Yeah, this is why I was considering just changing the get_attr case, but of course I don't want to make the code messy and complicated unless I need to.
It'd be good to find the reason for the change before reverting it. I don't remember it now, but I do remember it was because the other way started to be perceived as worst in some sense.
Maybe GMANE has the mailing list archives...
I guess I'll put some time into digging around.
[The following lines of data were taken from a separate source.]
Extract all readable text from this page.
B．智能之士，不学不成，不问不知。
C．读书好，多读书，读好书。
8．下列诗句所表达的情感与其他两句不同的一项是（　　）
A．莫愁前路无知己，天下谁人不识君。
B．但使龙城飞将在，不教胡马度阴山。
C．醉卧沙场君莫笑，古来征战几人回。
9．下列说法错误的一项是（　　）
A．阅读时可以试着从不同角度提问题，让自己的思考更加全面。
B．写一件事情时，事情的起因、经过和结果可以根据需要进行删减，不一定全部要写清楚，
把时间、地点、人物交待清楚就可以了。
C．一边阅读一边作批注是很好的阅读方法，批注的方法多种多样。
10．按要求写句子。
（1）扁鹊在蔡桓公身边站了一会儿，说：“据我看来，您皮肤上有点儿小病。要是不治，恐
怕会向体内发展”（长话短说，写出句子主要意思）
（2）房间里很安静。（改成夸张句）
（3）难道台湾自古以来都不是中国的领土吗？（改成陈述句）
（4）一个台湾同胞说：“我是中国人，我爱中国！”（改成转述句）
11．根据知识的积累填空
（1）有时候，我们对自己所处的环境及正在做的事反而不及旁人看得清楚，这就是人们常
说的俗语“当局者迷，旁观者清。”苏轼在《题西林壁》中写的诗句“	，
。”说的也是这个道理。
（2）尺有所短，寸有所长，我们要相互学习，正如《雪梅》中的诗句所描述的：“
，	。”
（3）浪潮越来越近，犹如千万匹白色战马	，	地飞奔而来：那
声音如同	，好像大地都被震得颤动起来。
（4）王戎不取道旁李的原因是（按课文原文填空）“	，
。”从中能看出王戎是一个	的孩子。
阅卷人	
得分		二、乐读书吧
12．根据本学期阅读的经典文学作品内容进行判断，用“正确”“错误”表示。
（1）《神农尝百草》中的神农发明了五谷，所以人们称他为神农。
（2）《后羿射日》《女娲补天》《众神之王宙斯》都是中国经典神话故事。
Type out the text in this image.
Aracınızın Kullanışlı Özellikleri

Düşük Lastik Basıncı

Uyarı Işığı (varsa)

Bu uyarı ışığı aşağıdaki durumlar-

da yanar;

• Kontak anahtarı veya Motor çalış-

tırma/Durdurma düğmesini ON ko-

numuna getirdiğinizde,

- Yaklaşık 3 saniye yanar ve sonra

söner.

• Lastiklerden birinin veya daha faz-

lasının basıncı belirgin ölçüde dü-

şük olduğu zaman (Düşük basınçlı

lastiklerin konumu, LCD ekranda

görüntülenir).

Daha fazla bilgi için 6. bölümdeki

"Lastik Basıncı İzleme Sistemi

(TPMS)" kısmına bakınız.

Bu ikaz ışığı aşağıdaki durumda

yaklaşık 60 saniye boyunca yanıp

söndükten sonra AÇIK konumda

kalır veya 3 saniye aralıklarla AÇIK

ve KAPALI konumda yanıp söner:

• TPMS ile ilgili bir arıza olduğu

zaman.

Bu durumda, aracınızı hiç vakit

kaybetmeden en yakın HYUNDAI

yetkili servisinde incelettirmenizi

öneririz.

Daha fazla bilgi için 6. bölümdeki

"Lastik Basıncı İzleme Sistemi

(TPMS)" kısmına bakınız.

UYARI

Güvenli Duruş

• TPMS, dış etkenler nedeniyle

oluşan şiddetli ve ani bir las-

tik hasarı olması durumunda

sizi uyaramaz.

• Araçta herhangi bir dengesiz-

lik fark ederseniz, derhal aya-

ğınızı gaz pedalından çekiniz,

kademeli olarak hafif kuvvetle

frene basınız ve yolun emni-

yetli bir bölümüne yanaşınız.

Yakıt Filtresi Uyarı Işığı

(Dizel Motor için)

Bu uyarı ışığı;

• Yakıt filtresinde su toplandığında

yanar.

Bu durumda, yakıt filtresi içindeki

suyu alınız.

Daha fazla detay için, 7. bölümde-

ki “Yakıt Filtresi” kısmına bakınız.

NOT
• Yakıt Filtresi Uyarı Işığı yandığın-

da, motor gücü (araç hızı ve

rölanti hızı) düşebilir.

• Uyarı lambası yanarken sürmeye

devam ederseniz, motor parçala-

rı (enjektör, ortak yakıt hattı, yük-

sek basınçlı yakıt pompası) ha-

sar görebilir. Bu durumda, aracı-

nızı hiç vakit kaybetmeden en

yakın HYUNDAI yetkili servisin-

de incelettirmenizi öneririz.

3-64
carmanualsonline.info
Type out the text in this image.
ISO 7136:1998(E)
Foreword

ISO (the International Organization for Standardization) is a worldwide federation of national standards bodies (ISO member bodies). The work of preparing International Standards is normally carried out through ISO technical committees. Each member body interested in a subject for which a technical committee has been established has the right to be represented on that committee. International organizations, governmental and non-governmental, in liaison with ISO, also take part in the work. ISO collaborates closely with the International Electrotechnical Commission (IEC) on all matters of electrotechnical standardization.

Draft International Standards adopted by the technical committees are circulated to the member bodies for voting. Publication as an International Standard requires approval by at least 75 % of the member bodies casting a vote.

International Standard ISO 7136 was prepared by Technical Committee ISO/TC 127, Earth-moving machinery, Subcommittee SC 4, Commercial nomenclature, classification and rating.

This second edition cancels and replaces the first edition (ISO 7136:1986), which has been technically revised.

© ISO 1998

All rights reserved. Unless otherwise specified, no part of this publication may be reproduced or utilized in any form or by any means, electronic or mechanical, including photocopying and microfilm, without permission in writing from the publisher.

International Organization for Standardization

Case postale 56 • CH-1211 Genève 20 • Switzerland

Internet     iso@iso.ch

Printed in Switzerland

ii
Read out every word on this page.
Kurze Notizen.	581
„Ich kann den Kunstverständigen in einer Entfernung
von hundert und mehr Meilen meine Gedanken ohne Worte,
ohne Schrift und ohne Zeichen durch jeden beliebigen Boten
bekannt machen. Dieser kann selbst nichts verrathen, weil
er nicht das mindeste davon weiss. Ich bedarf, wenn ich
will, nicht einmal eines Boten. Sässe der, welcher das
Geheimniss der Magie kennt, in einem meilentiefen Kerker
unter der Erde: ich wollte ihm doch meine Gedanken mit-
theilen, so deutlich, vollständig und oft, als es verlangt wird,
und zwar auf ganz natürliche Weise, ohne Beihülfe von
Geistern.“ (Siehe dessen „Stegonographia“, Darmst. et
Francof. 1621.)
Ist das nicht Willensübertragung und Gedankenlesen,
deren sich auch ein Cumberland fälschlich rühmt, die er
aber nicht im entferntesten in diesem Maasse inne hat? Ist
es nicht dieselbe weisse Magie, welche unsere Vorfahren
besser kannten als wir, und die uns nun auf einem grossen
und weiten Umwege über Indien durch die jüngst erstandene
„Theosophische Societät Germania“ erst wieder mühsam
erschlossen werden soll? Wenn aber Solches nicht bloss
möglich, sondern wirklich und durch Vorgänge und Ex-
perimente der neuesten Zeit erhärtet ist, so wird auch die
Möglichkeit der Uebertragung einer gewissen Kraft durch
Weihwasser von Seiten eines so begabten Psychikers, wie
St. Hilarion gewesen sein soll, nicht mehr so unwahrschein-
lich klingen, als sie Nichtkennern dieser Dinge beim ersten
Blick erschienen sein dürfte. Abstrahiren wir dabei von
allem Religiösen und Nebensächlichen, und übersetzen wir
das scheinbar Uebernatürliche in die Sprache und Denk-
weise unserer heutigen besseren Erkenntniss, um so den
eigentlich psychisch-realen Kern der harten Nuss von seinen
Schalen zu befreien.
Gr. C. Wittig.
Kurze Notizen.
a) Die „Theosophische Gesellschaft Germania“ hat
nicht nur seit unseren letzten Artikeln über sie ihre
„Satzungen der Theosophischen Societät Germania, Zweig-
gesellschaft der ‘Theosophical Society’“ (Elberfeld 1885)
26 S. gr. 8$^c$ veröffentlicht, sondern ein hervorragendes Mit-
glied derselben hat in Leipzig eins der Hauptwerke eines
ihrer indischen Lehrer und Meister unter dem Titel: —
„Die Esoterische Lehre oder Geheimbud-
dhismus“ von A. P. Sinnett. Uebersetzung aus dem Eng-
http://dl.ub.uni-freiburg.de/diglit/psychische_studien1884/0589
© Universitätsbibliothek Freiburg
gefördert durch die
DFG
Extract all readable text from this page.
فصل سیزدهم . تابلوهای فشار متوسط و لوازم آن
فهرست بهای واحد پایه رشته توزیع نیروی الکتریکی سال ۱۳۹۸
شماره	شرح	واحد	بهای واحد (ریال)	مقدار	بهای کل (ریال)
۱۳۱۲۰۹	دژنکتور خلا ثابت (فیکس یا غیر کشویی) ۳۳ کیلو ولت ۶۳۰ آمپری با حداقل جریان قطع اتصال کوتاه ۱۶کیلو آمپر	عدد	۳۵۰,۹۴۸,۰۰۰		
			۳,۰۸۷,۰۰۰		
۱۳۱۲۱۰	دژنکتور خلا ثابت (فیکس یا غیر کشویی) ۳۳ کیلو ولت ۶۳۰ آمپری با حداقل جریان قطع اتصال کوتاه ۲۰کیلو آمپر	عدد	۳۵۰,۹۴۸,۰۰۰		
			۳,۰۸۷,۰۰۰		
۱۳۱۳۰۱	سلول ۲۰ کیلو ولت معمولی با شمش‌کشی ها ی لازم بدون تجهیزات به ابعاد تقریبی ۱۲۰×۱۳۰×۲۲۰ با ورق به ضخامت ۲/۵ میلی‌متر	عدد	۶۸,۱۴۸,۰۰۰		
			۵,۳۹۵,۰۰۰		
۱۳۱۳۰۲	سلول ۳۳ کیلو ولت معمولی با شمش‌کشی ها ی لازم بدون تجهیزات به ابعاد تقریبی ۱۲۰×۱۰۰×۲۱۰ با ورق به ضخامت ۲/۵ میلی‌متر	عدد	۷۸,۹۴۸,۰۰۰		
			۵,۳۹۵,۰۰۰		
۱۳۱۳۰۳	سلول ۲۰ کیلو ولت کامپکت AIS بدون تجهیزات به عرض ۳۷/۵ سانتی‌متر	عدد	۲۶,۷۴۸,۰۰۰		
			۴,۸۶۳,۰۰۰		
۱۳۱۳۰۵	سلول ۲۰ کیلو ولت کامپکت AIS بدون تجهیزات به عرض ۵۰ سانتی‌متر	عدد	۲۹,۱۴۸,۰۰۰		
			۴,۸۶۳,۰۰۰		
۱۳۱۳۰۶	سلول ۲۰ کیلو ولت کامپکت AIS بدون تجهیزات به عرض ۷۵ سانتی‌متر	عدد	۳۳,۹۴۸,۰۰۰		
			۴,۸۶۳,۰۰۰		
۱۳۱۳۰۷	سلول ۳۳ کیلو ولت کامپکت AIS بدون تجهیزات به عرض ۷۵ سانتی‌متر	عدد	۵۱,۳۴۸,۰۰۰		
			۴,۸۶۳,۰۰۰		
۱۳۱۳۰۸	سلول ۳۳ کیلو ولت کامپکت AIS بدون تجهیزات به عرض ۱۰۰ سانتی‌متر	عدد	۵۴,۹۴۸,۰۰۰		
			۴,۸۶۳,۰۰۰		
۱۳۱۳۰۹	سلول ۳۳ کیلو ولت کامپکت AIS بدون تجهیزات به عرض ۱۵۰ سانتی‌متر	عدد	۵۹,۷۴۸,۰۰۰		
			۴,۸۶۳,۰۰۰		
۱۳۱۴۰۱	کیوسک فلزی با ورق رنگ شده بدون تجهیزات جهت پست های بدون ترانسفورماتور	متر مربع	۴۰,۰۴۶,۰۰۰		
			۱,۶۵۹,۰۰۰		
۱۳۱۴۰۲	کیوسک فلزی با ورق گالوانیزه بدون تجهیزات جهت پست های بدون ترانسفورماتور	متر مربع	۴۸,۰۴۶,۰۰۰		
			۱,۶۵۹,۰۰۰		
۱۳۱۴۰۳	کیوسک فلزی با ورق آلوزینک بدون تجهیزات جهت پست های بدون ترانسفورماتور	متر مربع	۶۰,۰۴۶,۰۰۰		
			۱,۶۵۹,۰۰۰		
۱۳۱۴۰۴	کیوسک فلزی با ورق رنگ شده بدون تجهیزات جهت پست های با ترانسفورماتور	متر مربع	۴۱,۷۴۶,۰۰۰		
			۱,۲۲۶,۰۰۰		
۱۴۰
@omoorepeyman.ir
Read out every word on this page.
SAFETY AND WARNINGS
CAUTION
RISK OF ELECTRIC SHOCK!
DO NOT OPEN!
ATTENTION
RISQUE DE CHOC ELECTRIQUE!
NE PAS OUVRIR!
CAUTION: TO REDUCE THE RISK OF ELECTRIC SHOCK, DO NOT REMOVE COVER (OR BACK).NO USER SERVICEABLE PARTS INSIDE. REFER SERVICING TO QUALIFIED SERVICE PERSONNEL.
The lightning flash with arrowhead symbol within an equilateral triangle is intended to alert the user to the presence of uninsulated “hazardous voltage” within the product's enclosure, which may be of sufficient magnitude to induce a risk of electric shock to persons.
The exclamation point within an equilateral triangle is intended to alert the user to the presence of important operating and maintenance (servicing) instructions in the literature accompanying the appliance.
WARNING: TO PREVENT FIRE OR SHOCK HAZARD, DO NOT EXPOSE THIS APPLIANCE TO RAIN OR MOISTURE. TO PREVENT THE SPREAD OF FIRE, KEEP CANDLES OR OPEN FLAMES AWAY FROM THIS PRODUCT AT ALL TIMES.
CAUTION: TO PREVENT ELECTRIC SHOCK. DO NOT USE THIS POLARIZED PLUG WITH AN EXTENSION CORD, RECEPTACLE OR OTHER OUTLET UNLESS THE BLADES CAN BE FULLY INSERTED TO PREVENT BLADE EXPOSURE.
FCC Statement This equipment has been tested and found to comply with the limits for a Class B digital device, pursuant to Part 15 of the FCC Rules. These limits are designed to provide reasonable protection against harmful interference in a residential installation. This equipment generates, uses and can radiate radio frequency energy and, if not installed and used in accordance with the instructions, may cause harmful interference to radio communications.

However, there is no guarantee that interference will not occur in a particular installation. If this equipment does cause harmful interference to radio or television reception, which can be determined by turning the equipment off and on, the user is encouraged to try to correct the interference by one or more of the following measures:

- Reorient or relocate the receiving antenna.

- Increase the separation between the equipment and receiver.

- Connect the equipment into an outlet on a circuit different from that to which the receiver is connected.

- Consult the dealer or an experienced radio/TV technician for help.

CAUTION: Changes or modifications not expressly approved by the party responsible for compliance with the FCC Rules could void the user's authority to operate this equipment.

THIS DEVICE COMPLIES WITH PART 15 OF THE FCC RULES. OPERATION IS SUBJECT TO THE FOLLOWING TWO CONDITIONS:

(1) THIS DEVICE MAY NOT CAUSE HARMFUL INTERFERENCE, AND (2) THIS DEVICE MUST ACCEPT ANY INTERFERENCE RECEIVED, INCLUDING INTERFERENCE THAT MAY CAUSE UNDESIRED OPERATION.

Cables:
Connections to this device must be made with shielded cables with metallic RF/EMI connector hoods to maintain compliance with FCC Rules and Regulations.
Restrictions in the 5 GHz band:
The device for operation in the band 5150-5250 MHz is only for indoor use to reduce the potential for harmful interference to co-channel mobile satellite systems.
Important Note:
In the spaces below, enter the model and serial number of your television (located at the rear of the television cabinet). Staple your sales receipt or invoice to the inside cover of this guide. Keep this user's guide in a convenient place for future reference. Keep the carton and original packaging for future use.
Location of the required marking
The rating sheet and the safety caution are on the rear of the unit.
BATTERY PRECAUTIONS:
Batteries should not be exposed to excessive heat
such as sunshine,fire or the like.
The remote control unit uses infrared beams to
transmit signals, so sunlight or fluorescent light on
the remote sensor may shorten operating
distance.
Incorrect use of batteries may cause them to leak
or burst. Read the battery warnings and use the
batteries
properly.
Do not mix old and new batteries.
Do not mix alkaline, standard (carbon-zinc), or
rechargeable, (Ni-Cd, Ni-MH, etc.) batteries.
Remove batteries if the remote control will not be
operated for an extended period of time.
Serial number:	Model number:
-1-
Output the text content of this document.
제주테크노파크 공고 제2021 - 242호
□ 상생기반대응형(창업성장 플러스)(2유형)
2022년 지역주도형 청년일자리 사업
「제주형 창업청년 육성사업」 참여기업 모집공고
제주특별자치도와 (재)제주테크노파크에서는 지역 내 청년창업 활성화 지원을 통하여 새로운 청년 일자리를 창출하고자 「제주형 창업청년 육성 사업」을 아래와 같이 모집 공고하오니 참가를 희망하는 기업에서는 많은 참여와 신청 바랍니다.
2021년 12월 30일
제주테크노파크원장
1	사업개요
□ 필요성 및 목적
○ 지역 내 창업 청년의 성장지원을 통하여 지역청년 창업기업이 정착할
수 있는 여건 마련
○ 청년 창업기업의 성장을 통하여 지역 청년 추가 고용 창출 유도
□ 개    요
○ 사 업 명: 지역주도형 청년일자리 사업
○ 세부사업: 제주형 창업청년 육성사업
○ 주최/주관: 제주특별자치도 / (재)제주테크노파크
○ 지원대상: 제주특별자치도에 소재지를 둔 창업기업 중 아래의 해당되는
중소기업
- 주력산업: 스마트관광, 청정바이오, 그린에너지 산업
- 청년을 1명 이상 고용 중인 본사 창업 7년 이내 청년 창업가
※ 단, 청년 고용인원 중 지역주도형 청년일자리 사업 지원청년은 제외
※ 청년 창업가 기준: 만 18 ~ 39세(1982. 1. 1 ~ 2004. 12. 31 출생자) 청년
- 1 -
http://lists.dillo.org/pipermail/dillo-dev/2005-January/002502.html where we get the end of a conversation between Jorge and Matthias Franz. This msg says that it was changed because it wasn't required under certain conditions. HTML4 spec gives it as: Note. In SGML, it is possible to eliminate the final ";" after a character reference in some cases (e.g., at a line break or immediately before a tag). In other circumstances it may not be eliminated (e.g., in the middle of a word). We strongly suggest using the ";" in all cases to avoid problems with user agents that require this character to be present. ...and there's an "IIRC" in the msg that XHTML requires it. The HTML5 spec requires a terminating ';' in all cases.